I have always enjoyed YA and Middle Grade novels, a good book is a good book regardless of its target audience. However, I keenly felt all through reading 7th Grade Revolution that I was most definitely not the target audience and that a younger person would have enjoyed the book a lot more then I did. That’s not to say that it’s a bad book, it’s not, it’s just not one that crosses the demographic from young reader to adult reader well. It’s a perfectly fine book for younger people, and I despite feeling like I was too old for the book, I still enjoyed it.
So, the seventh graders at Washington Middle School are in the middle of a new class exercise, at least that’s what I’m assuming this revolution was because no other explanation was given (for example, the seventh graders never actually revolted, they just ‘won’) and class exercise is the only thing that made sense, when the FBI shuts down their school. They’re in the basement of the school when this happens, so they miss the bulk of the evacuation, and when they realize what happened they decide to really revolt and figure out exactly what the FBI wants with their school. It’s cute. There’s a Goonies like sequence in a cavern, and a mystery hunt to figure out where a buried treasure is hidden. The characters are interesting, and I do like how Gardner shows that the shallow assumptions of the narrators were in fact shallow and that people have hidden depths.

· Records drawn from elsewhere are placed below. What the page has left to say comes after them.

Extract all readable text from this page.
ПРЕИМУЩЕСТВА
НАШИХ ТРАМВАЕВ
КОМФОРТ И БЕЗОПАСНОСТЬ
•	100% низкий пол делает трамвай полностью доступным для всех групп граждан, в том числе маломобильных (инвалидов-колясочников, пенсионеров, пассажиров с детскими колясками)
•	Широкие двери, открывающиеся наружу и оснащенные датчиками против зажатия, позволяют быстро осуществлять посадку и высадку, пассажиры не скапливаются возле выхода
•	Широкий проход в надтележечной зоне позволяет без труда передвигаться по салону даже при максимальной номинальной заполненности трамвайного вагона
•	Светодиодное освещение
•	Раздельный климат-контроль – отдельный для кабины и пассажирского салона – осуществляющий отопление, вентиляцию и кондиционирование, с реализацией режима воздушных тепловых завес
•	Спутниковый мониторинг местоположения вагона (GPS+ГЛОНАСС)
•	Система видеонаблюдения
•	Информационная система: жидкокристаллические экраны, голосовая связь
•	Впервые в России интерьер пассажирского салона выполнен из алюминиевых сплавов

There are two narrators in the book, one male one female, and the book is told in third person limited narration. Unfortunately, each character’s section is indicated with their name at the top. This writing technique drives me batty, if you can’t tell the reader who the point of view character is with the text then please don’t write dual point of views, but I got over it once I trained my brain to just skip that part of the book.
I do think that younger readers would eat this up. It’s got adventure, relatable characters, and kids standing up to adults. Plus, there’s some sneaky educational aspects in there too. If I taught 4th, 5th, or even 6th grade I’d feel pretty comfortable putting this in my class library and letting students find it on their own to enjoy. Not my personal cup of tea, but I think it could be a favorite for some kids.
As a disclaimer, I recieved this book free in exchange for an honest review.